Nikolai Rimsky-Korsakov wrote a bizarre piece for his opera “The Tale of Tsar Saltan” that always attracts my attention.

I don’t care about the instrument (and I’ve heard a lot, from piccolo to tuba and almost everything in between); I just need to hear the bumblebee flight.

Rimsky-Korsakov wasn’t the first composer to write music reminiscent of members of the insect world. He wasn’t the last either.

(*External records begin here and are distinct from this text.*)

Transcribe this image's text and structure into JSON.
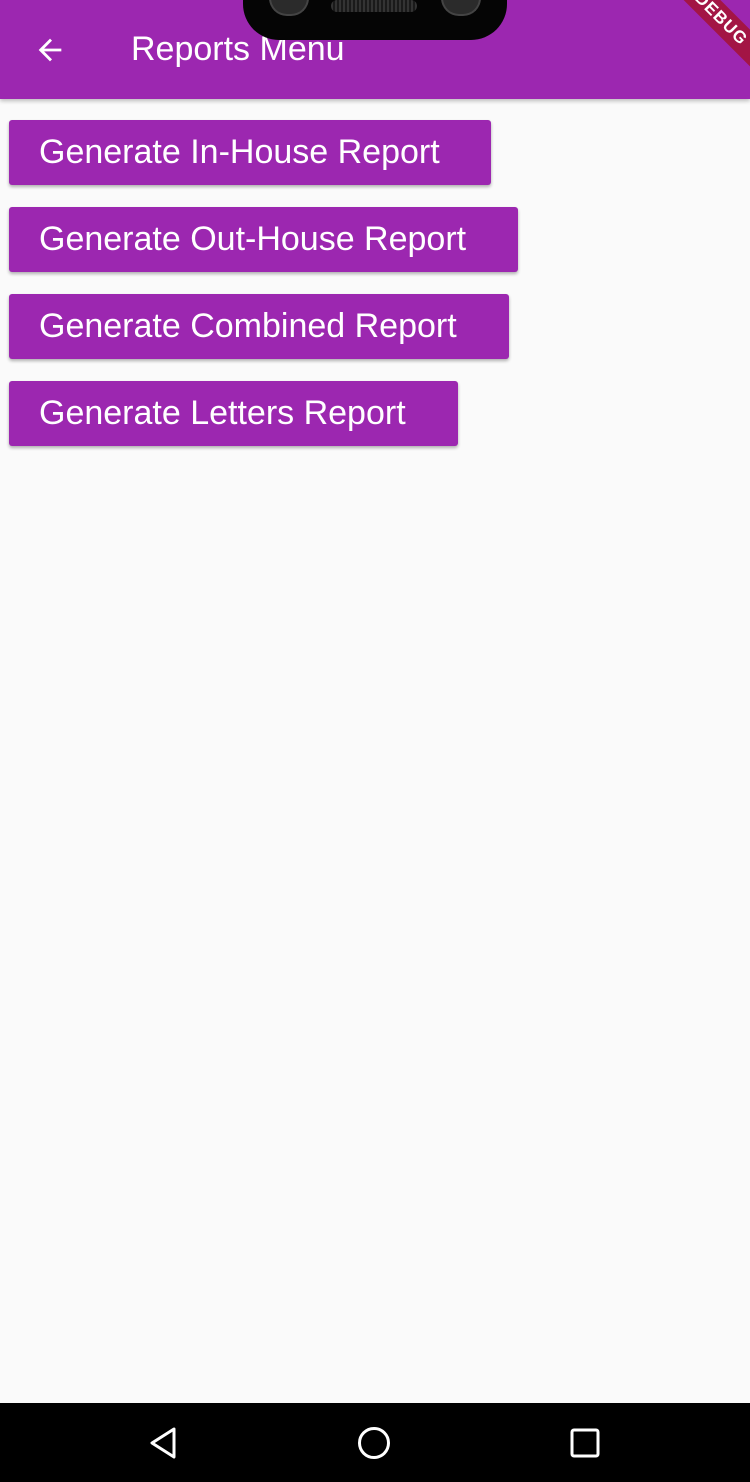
{
  "app_bar": {
    "title": "Reports Menu",
    "back_icon": "arrow-back-icon",
    "background_color": "#9c27b0",
    "debug_banner": "DEBUG"
  },
  "buttons": [
    {
      "label": "Generate In-House Report"
    },
    {
      "label": "Generate Out-House Report"
    },
    {
      "label": "Generate Combined Report"
    },
    {
      "label": "Generate Letters Report"
    }
  ],
  "button_color": "#9c27b0",
  "nav_bar": {
    "back_icon": "nav-back-triangle-icon",
    "home_icon": "nav-home-circle-icon",
    "recents_icon": "nav-recents-square-icon"
  }
}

Composers have long used string instruments to mimic the chirp of crickets, grasshoppers, and cicadas. The music that inspires the insects can be as funny as it is serious. Because imitation is still the most sincere form of flattery.

There are the many songs or compositions that were inspired by the insect world. Space is limited and many are missed; enjoy this sampling.

I’ll start with some larvae songs: the plaintive “Inchworm” from Frank Loesser’s “Hans Christian Anderson” and the bubbly “Glowworm”. Danny Kaye sang the story of the Inchworm Missing the Marigolds to teach the young children hearing the HCA stories to pause and pay attention to the world around them.

“It seems to me you would stop and see how beautiful they are” is good advice for all of us as we rush through life. As soon as we stop, we have to be like the firefly and “mica, mica”.

This song was written in 1902 by Paul Lincke for a German operetta “Lysistrata”. It took on new life when English words (the title actually means fireflies) were added. The best known recording is from the Mills Brothers.

From my Bible camp days, I even sang and led songs about ants “marching to the ground to get out of the rain, boom, boom, boom”. Or adapted words to sing over “Mm-mm-mosquito” to the tune of “Kkk-Katie”.

We stretch our minds to find rhymes for words and prove how rich are the languages ​​in which we sing. Languages? Si, dear reader!

Think of “La Cucaracha!” It was not written in English and is one of the most famous songs today.

The Grand Opera has its insect in Giacomo Puccini’s “Madama Butterfly”. The female lead, Cio-Cio-san, means butterfly. Her aria “Un Bel Di” is truly an amazing piece in soprano literature.

Who sang it best? The person who has drawn the most to your heart, dear reader, the person who has drawn the most to your heart.

Our last entry into the whim of insect music is this typical Disney song that is sung to us by a cricket. We still need the hope and longings that Jiminy Cricket sings to make us human, not wooden beings, who go through life.

This Oscar-winning song “When You Wish upon a Star” became the theme music for Walt Disney Studios. Today I wish you: may your dreams come true.

Richard Tiegs is a Coralville musician who views all sounds as inspiration for making music.